Investigadores del CSIC desarrollan una tecnología inspirada en las calcomanías temporales que podría facilitar la creación de sensores médicos más cómodos, económicos y adaptables a la piel.
La medicina personalizada y la monitorización continua de la salud podrían dar un importante salto en los próximos años gracias a una innovación desarrollada por investigadores españoles. Un equipo del Instituto de Ciencia de Materiales de Madrid (ICMM-CSIC) ha creado un nuevo método de fabricación de tatuajes electrónicos ultrafinos, capaces de adherirse a la piel como una calcomanía temporal y de registrar parámetros fisiológicos de forma cómoda, precisa y a un coste mucho menor que las tecnologías actuales.
El avance, publicado en la revista científica ACS Nano, supone un paso relevante para acercar este tipo de dispositivos al uso cotidiano, ya que uno de los principales obstáculos hasta ahora era la dificultad para producirlos de forma económica y a gran escala.
Inspirados en los tatuajes temporales
La clave de esta nueva tecnología está en un concepto muy conocido por millones de personas: las calcomanías al agua.
Los investigadores han aprovechado el mismo sistema de transferencia utilizado por los tatuajes temporales para fabricar dispositivos electrónicos extremadamente finos que pueden colocarse sobre superficies blandas, curvas o irregulares sin perder sus propiedades eléctricas. Esto permite que funcionen correctamente sobre la piel humana, pero también sobre tejidos biológicos, textiles o incluso hojas de plantas.
El resultado son dispositivos prácticamente imperceptibles para quien los lleva puestos y con una enorme capacidad de adaptación al movimiento natural del cuerpo.
Una herramienta con aplicaciones médicas
Aunque la investigación se encuentra todavía en una fase de desarrollo, las posibilidades de esta tecnología son muy amplias.
Los llamados tatuajes electrónicos podrían utilizarse en el futuro para monitorizar de manera continua distintos indicadores de salud sin necesidad de dispositivos voluminosos o incómodos.
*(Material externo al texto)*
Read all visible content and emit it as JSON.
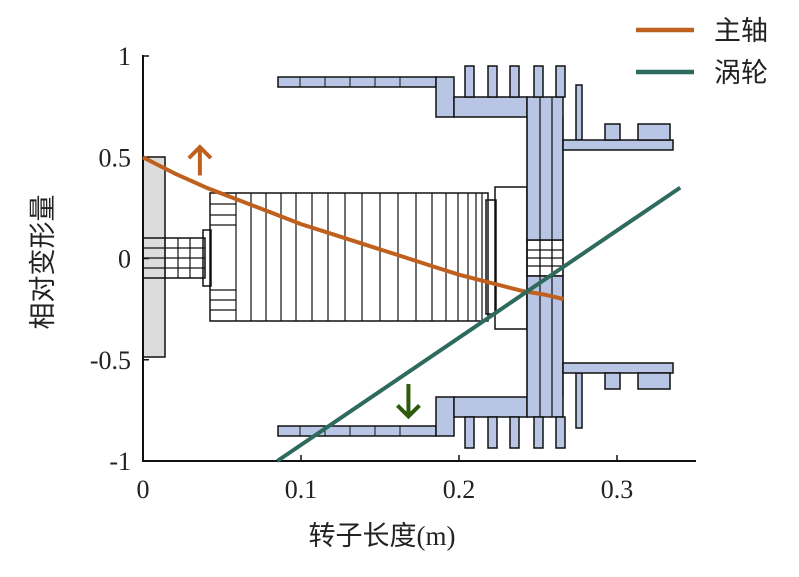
{
  "chart_data": {
    "type": "line",
    "xlabel": "转子长度(m)",
    "ylabel": "相对变形量",
    "xlim": [
      0,
      0.35
    ],
    "ylim": [
      -1,
      1
    ],
    "x_ticks": [
      "0",
      "0.1",
      "0.2",
      "0.3"
    ],
    "y_ticks": [
      "1",
      "0.5",
      "0",
      "-0.5",
      "-1"
    ],
    "grid": false,
    "legend_position": "top-right",
    "series": [
      {
        "name": "主轴",
        "color": "#C0601E",
        "x": [
          0.0,
          0.02,
          0.04,
          0.06,
          0.08,
          0.1,
          0.12,
          0.14,
          0.16,
          0.18,
          0.2,
          0.22,
          0.24,
          0.255,
          0.266
        ],
        "y": [
          0.5,
          0.42,
          0.35,
          0.29,
          0.23,
          0.17,
          0.12,
          0.07,
          0.02,
          -0.03,
          -0.08,
          -0.12,
          -0.16,
          -0.18,
          -0.2
        ]
      },
      {
        "name": "涡轮",
        "color": "#2E6B5E",
        "x": [
          0.085,
          0.34
        ],
        "y": [
          -1.0,
          0.35
        ]
      }
    ],
    "annotations": [
      {
        "type": "arrow-up",
        "color": "#C0601E",
        "x": 0.036,
        "y_from": 0.41,
        "y_to": 0.55
      },
      {
        "type": "arrow-down",
        "color": "#2E5A0A",
        "x": 0.168,
        "y_from": -0.62,
        "y_to": -0.78
      }
    ]
  }
}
Entre sus posibles aplicaciones destacan:
- Control de la temperatura corporal.
- Monitorización de constantes fisiológicas.
- Seguimiento de pacientes con enfermedades crónicas.
- Sensores para procesos de rehabilitación.
- Dispositivos bioelectrónicos de uso hospitalario o domiciliario.
Este tipo de sistemas permitiría obtener información en tiempo real durante largos periodos, favoreciendo una medicina más preventiva y personalizada.
Una fabricación mucho más sencilla
Hasta ahora, uno de los grandes problemas de la electrónica flexible era su elevado coste de producción.
El equipo del CSIC ha resuelto parte de esta dificultad mediante una técnica propia de exfoliación mecánica «rollo a rollo», que permite obtener películas semiconductoras ultrafinas de forma escalable y sin recurrir a procesos especialmente complejos o caros. Posteriormente, esas películas se transfieren utilizando los soportes comerciales empleados en los tatuajes temporales.
Gracias a este procedimiento se han fabricado con éxito fotodetectores, termistores y transistores que mantienen un funcionamiento estable incluso cuando se colocan sobre superficies deformables.
Más cerca de la medicina del futuro
El desarrollo forma parte de una línea de investigación que busca integrar la electrónica directamente sobre el cuerpo humano sin que interfiera en la vida cotidiana.
En lugar de recurrir a pulseras, relojes inteligentes o dispositivos rígidos, estos sensores podrían convertirse en una especie de «segunda piel» prácticamente invisible para el usuario, capaz de registrar información biomédica de manera constante.
Los investigadores consideran que disponer de un método barato y fácilmente escalable es un paso imprescindible para que esta tecnología pueda abandonar el laboratorio y llegar algún día a hospitales, centros de salud o incluso al ámbito doméstico.
Ciencia española con impacto internacional
El proyecto ha sido desarrollado por investigadores del Consejo Superior de Investigaciones Científicas (CSIC) dentro de una iniciativa europea centrada en el desarrollo de nuevos materiales bidimensionales para aplicaciones biomédicas.
Más allá del avance tecnológico, el trabajo pone de relieve el papel que continúa desempeñando la investigación pública española en áreas estratégicas como la nanotecnología, la ciencia de materiales y la medicina de precisión, campos llamados a transformar el diagnóstico y el seguimiento de numerosas enfermedades durante la próxima década.
Si futuras investigaciones confirman su eficacia en entornos clínicos, estos tatuajes electrónicos podrían convertirse en una alternativa sencilla, cómoda y asequible para monitorizar la salud de millones de personas sin alterar su rutina diaria.